Ellington, Nether and Over
ELLINGTON, NETHER and OVER, a township, in the parish of Masham, union of Leyburn, wapen take of Hang-East, N. riding of York. Nether Ellington, including 63 persons, is 2¼ miles (N. W.), and Over, including 67 persons, 2½ (N. W. by W.) from Masham. The township is on the south of the river Ure, and comprises 1710a. 2r. 39p.: the two villages are contiguous to each other. The vicarial tithes have been commuted for £35. 10., and the impropriate for £183, payable to Trinity College, Cambridge.
ELLINTHORPE, a hamlet, in the parish of Aldborough, wapentake of Hallikeld, N. riding of York; containing 49 inhabitants. This place, which is situated on the north side of the river Ure, near its junction with the Swale, is the constablewick of Mytton-on-Swale, and comprises 576a. 2r. 11p., divided in nearly equal portions between the estates of Ellinthorpe Hall and Ellinthorpe Lodge, and of which about two-thirds are arable land, and one-third pasture.
Ellisfield (St. Martin)
ELLISFIELD (St. Martin), a parish, in the union of Basingstoke, hundred of Bermondspit, Basingstoke and N. divisions of the county of Southampton, 4 miles (S.) from Basingstoke; containing 246 inhabitants. This place is supposed to have derived its name, a corruption of Ella's Field, from its having been the seat of war during the heptarchy; and various intrenchments remain, one of which, occupying an area of three acres, and deeply moated, is thought to have been the site of a castle belonging to the Saxon king, Ella. The parish comprises 2254 acres, of which 1447 are arable, 83 meadow, 583 woodland, and 140 common; the soil is generally clayey, and the surface varied with hills of moderate elevation. The living is a rectory, valued in the king's books at £8. 3. 6½., and in the gift of W. Pigott, Esq.: the tithes have been commuted for £402, and the glebe consists of 18 acres, with a house, built in 1839. There were two churches, one dedicated to St. Martin, and the other to All Saints, till the reign of Edward III., when the latter was taken down.

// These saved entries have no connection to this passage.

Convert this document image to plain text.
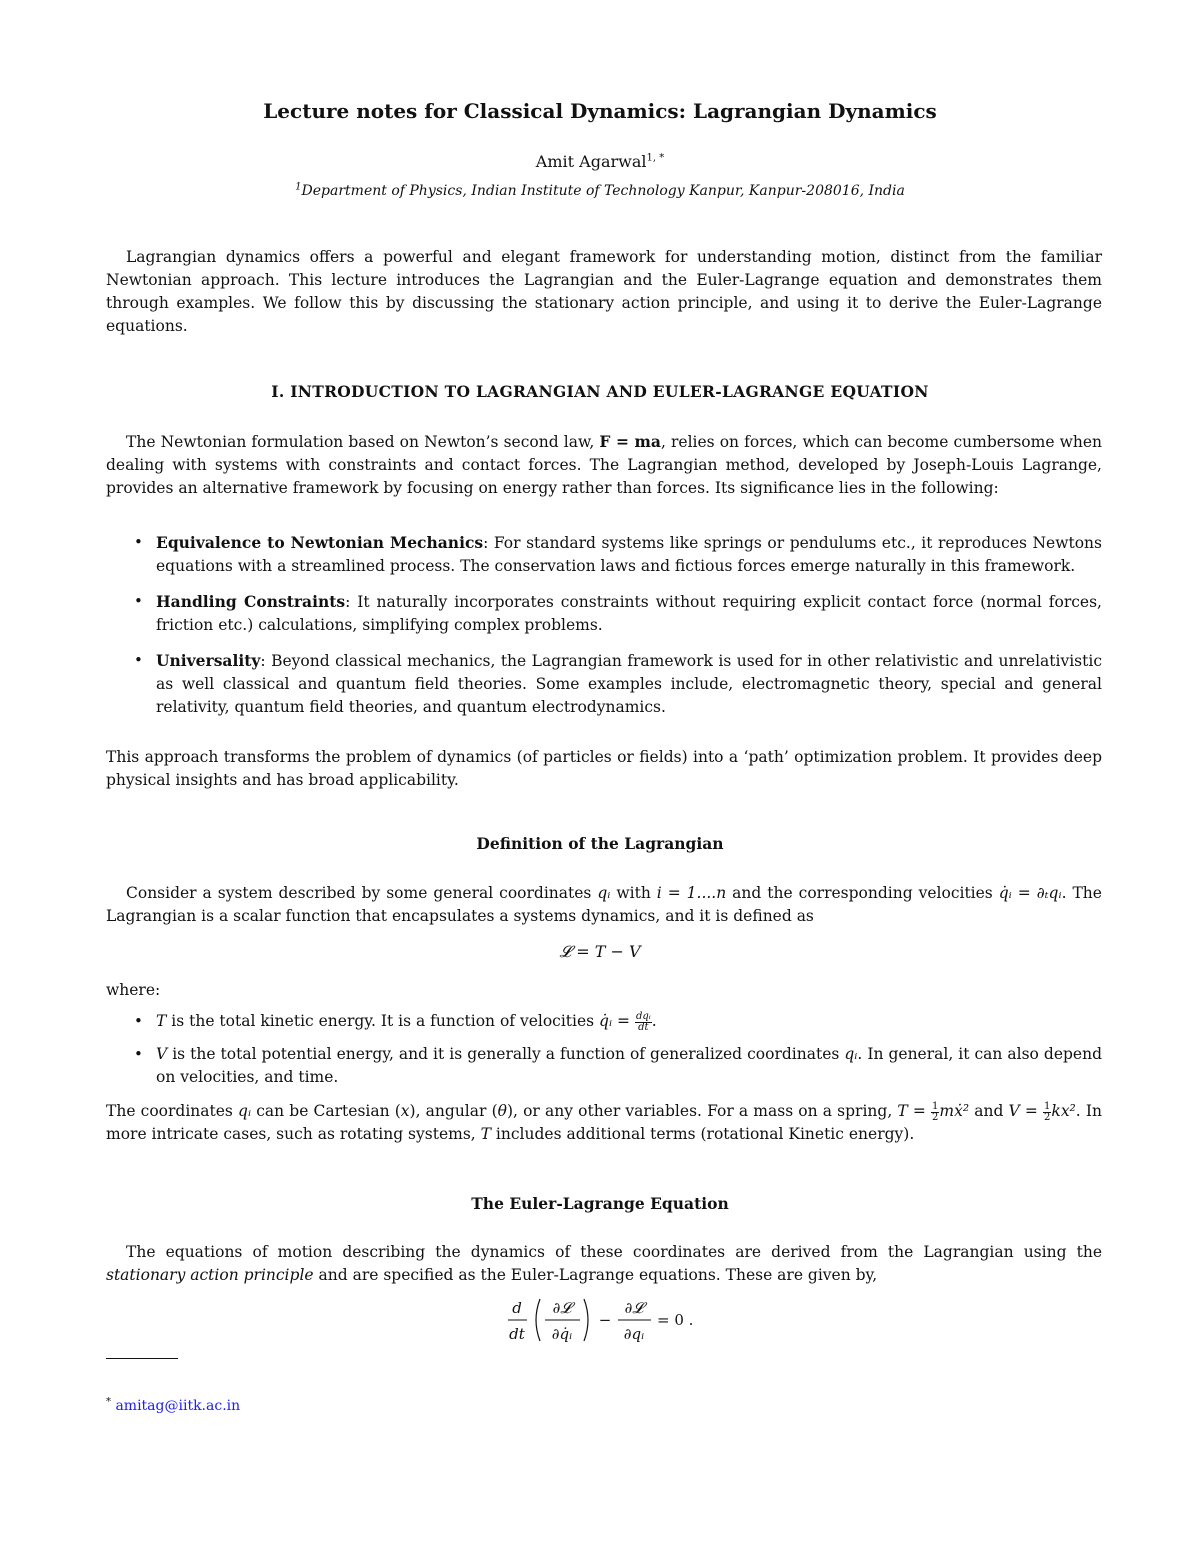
Lecture notes for Classical Dynamics: Lagrangian Dynamics
Amit Agarwal$^{1, *}$
$^1$Department of Physics, Indian Institute of Technology Kanpur, Kanpur-208016, India
Lagrangian dynamics offers a powerful and elegant framework for understanding motion, distinct from the familiar Newtonian approach. This lecture introduces the Lagrangian and the Euler-Lagrange equation and demonstrates them through examples. We follow this by discussing the stationary action principle, and using it to derive the Euler-Lagrange equations.
I. INTRODUCTION TO LAGRANGIAN AND EULER-LAGRANGE EQUATION
The Newtonian formulation based on Newton’s second law, F = ma, relies on forces, which can become cumbersome when dealing with systems with constraints and contact forces. The Lagrangian method, developed by Joseph-Louis Lagrange, provides an alternative framework by focusing on energy rather than forces. Its significance lies in the following:
• Equivalence to Newtonian Mechanics: For standard systems like springs or pendulums etc., it reproduces Newtons equations with a streamlined process. The conservation laws and fictious forces emerge naturally in this framework.
• Handling Constraints: It naturally incorporates constraints without requiring explicit contact force (normal forces, friction etc.) calculations, simplifying complex problems.
• Universality: Beyond classical mechanics, the Lagrangian framework is used for in other relativistic and unrelativistic as well classical and quantum field theories. Some examples include, electromagnetic theory, special and general relativity, quantum field theories, and quantum electrodynamics.
This approach transforms the problem of dynamics (of particles or fields) into a ‘path’ optimization problem. It provides deep physical insights and has broad applicability.
Definition of the Lagrangian
Consider a system described by some general coordinates qᵢ with i = 1....n and the corresponding velocities q̇ᵢ = ∂ₜqᵢ. The Lagrangian is a scalar function that encapsulates a systems dynamics, and it is defined as
𝓛 = T − V
where:
• T is the total kinetic energy. It is a function of velocities q̇ᵢ = $\frac{\text{dqᵢ}}{dt}$ .
• V is the total potential energy, and it is generally a function of generalized coordinates qᵢ. In general, it can also depend on velocities, and time.
The coordinates qᵢ can be Cartesian (x), angular (θ), or any other variables. For a mass on a spring, $T = \frac{1}{2}$ mẋ² and $V = \frac{1}{2} kx^2$. In more intricate cases, such as rotating systems, T includes additional terms (rotational Kinetic energy).
The Euler-Lagrange Equation
The equations of motion describing the dynamics of these coordinates are derived from the Lagrangian using the stationary action principle and are specified as the Euler-Lagrange equations. These are given by,
d
dt
∂𝓛
∂q̇ᵢ
−
∂𝓛
∂qᵢ
= 0 .
* amitag@iitk.ac.in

Ellough, or Willingham (All Saints)
ELLOUGH, or Willingham (All Saints), a parish, in the union and hundred of Wangford, E. division of Suffolk, 3 miles (S. E. by S.) from Beccles; containing 155 inhabitants, and comprising by admeasurement 1088 acres. The living is a discharged rectory, valued in the king's books at £12; patron, the Earl of Gosford. The church is a handsome structure in the later English style, with a square embattled tower. A parsonage has been erected by the Rev. Mr. Arnold.